Insomma: dal ddl salva Sallusti al cosiddetto anti Gabanelli il passo è breve. Bastano poche righe di un “correttivo”. Una clausola annullata e il gioco è fatto.
Il testo, battezzato “anti-Gabanelli” dal nome della conduttrice di Report, programma di inchiesta in onda su Rai Tre spesso al centro di querele e richieste di risarcimento danni, è stato formulato dal senatore pidiellino, Antonio Caruso, estraneo alla commissione Giustizia del Senato. Quindi ripreso da Giacomo Caliendo, altro senatore in forza al partito del Cavaliere che ha accolto l’idea del collega di palazzo Madama.
Il provvedimento mira a far sparire, da un giorno all’altro, la cosiddetta “manleva”. In altre parole i giornalisti sarebbero scoperti contro le richieste di risarcimento relative alle cause civili. Di solito sono gli editori che se ne fanno carico, previa una clausola nel contratto. Qualora, invece, passasse la nuova norma, toccherebbe anche ai giornalisti mettere mano alla tasca.
Ma ecco cosa recita l’emendamento: «Sono nulle, ai sensi dell’art. 1418, terzo comma del Codice civile, le clausole contrattuali in forza delle quali gli autori dei reati di diffamazione sono sollevati, in tutto o in parte, dagli oneri derivanti dal pagamento delle pene pecuniarie loro comminate a seguito dell’accollo degli stessi [riferito agli oneri, ndr] da parte del proprietario o dell’editore». E tale norma varrebbe per tutti i “tipi” di giornalisti, sia free-lance che dipendenti.

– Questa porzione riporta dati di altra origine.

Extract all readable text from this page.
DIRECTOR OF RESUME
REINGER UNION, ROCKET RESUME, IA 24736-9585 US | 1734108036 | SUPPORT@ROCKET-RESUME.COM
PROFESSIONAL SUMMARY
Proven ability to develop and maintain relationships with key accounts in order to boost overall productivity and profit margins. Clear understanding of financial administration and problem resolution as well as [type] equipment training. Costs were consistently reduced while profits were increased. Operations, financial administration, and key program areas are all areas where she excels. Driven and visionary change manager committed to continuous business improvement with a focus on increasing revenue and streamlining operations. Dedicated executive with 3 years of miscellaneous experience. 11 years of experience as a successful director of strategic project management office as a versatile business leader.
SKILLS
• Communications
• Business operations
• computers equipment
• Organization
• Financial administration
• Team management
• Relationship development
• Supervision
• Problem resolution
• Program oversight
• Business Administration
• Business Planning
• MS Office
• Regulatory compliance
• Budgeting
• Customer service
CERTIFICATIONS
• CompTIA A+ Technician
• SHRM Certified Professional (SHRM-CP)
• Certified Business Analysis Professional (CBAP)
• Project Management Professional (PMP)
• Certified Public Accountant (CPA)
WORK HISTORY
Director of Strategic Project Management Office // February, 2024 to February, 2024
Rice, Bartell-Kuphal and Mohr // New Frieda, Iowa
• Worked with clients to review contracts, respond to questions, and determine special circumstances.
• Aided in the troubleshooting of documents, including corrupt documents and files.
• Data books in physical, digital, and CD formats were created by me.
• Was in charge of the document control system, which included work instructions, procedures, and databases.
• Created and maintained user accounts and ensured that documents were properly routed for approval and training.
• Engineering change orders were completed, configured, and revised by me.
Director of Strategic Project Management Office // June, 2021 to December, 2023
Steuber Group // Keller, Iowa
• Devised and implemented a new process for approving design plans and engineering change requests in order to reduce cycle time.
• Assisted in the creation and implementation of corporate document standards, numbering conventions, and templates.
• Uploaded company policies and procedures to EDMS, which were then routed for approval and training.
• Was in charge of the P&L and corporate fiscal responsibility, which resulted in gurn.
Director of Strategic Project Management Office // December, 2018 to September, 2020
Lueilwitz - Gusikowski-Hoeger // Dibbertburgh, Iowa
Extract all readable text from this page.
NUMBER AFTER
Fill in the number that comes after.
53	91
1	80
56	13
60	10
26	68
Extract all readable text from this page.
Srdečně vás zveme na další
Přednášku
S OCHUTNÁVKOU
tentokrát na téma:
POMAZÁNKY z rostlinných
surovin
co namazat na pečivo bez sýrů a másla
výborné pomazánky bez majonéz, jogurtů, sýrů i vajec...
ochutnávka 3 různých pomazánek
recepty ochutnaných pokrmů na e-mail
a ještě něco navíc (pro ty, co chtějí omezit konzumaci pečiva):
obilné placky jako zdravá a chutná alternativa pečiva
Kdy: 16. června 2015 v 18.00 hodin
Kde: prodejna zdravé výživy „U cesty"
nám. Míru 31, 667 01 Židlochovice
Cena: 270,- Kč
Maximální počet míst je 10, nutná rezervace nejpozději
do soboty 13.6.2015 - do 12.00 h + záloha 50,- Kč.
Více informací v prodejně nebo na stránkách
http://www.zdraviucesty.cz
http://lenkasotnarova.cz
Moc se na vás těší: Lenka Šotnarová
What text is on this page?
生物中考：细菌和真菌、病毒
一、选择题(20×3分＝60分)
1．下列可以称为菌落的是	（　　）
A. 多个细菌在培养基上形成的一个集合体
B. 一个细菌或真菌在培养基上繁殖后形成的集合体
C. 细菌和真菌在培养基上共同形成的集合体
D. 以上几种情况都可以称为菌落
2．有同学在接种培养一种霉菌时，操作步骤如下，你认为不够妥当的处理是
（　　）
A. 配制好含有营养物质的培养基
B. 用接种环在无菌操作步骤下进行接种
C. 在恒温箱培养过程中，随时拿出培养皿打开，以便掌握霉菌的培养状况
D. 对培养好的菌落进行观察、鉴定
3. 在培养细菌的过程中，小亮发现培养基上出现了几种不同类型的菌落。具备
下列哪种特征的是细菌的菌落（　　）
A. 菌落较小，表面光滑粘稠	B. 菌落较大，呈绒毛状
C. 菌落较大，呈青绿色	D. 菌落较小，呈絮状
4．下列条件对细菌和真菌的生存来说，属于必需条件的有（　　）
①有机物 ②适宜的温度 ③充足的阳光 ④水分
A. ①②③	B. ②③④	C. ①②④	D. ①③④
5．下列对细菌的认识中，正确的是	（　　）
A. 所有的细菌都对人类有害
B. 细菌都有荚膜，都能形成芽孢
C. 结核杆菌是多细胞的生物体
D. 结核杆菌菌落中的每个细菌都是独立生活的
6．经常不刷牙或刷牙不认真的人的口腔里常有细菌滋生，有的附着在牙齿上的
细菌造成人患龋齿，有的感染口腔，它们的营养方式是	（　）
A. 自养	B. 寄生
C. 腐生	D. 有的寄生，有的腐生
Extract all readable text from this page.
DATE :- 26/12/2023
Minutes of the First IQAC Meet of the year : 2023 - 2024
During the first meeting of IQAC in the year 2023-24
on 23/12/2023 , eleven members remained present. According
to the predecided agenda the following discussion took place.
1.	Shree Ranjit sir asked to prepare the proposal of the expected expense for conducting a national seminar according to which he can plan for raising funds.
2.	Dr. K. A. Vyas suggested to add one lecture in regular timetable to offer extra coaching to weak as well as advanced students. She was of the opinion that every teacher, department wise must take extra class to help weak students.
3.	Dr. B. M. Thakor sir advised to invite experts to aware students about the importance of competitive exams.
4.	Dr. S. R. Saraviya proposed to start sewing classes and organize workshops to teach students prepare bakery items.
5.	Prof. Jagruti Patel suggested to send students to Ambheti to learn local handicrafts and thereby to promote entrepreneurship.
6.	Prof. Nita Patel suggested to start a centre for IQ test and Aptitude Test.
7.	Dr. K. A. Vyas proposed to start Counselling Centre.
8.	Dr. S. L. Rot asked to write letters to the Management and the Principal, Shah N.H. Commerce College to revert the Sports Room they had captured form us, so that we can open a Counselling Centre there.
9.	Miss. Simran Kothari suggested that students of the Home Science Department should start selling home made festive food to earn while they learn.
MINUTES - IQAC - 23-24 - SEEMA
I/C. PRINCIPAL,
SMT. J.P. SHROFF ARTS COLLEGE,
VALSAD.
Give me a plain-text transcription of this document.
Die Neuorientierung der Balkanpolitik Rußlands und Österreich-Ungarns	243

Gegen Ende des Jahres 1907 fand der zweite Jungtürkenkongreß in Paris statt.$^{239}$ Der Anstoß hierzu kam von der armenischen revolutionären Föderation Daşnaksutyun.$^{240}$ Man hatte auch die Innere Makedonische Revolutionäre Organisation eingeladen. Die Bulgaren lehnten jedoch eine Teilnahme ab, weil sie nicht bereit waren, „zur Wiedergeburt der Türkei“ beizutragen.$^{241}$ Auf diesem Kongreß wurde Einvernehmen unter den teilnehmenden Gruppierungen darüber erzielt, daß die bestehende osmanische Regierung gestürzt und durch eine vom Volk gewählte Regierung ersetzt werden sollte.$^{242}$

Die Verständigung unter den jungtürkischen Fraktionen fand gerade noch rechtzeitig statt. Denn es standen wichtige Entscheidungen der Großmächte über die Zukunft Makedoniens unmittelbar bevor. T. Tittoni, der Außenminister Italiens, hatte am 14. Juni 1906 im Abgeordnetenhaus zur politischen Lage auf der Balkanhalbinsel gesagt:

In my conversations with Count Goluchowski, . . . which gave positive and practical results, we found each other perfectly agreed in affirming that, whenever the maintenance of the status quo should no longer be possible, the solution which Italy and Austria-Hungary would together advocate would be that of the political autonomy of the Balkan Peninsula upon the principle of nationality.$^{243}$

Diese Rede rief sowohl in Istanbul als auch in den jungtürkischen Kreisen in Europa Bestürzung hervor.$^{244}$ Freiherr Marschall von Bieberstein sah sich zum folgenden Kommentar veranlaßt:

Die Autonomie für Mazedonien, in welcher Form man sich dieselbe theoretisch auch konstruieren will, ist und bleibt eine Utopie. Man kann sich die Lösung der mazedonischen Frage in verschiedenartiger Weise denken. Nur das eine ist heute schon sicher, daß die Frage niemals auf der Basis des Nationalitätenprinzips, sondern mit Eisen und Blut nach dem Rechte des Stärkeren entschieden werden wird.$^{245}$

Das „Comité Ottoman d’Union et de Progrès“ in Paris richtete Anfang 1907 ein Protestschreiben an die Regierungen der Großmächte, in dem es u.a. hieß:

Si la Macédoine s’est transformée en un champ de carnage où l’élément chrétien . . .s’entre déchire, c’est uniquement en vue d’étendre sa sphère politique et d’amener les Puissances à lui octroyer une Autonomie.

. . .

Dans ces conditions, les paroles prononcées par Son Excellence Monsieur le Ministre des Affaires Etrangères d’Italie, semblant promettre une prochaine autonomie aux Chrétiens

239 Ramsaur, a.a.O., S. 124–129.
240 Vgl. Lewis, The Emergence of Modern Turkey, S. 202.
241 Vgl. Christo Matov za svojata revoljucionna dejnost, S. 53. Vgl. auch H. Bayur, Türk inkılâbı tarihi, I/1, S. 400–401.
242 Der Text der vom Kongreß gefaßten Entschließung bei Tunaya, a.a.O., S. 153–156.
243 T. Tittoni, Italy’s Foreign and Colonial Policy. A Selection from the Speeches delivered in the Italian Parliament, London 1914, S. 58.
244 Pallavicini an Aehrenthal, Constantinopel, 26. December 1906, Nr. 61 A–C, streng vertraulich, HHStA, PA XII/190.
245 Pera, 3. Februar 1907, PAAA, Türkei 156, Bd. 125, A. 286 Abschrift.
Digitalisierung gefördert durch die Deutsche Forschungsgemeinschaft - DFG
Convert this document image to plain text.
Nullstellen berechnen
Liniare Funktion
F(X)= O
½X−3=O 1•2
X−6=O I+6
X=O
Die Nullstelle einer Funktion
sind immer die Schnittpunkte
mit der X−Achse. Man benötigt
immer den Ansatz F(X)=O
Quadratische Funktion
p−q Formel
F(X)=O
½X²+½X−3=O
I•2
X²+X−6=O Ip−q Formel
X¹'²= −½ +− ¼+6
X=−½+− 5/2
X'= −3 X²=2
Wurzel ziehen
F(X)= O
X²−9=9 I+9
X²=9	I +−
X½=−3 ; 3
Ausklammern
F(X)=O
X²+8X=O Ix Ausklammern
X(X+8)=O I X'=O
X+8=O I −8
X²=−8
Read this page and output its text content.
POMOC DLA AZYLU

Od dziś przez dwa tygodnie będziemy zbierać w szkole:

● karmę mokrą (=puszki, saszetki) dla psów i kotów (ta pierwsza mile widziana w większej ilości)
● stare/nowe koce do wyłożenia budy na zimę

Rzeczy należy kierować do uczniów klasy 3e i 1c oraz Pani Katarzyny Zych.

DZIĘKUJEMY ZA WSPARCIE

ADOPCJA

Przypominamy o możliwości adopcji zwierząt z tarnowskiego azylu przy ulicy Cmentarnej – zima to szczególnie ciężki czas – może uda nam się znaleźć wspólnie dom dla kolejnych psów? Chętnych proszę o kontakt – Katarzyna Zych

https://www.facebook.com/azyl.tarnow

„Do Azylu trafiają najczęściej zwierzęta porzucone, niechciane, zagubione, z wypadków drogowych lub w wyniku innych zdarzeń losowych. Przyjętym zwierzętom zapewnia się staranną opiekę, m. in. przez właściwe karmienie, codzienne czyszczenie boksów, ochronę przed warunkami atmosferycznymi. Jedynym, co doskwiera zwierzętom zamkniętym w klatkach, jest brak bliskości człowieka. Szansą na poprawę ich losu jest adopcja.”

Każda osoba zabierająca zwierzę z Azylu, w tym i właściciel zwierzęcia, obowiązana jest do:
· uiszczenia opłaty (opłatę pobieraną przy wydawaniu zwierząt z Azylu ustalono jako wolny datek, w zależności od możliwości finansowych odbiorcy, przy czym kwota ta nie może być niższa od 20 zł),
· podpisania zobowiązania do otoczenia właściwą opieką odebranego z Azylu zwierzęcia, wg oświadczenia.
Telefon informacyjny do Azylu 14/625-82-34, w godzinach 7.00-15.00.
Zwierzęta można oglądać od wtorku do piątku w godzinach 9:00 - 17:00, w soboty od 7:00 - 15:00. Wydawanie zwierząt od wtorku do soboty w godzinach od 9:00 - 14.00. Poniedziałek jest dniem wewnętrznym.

Addirittura nella prima formulazione del testo, redatto solo dal senatore Caruso, era previsto il licenziamento del giornalista, in caso di recidiva del reato di diffamazione. Ma questa parte del testo è stata soppressa da Caliendo.
Dura, durissima la reazione di Milena Gabanelli, il cui contratto con la Rai è stato in forse per molto tempo, proprio a causa delle querele a raffica attirate dal suo programma per i temi delicati e spesso scottanti di cui si è occupato in tutti questi anni. La televisione di Stato non voleva concedere un contratto comprensivo della clausola in questione. E la conduttrice di Report non voleva firmarne uno senza un “paracadute” contro eventuali richieste spropositate di risarcimento danni. Alla fine viale Mazzini ha rinnovato l’accordo. Ma se l’emendamento dovesse essere integrato nella legge, simili clausole diventerebbero nulle dall’oggi al domani. E il paracadute finirebbe con il rimanere chiuso.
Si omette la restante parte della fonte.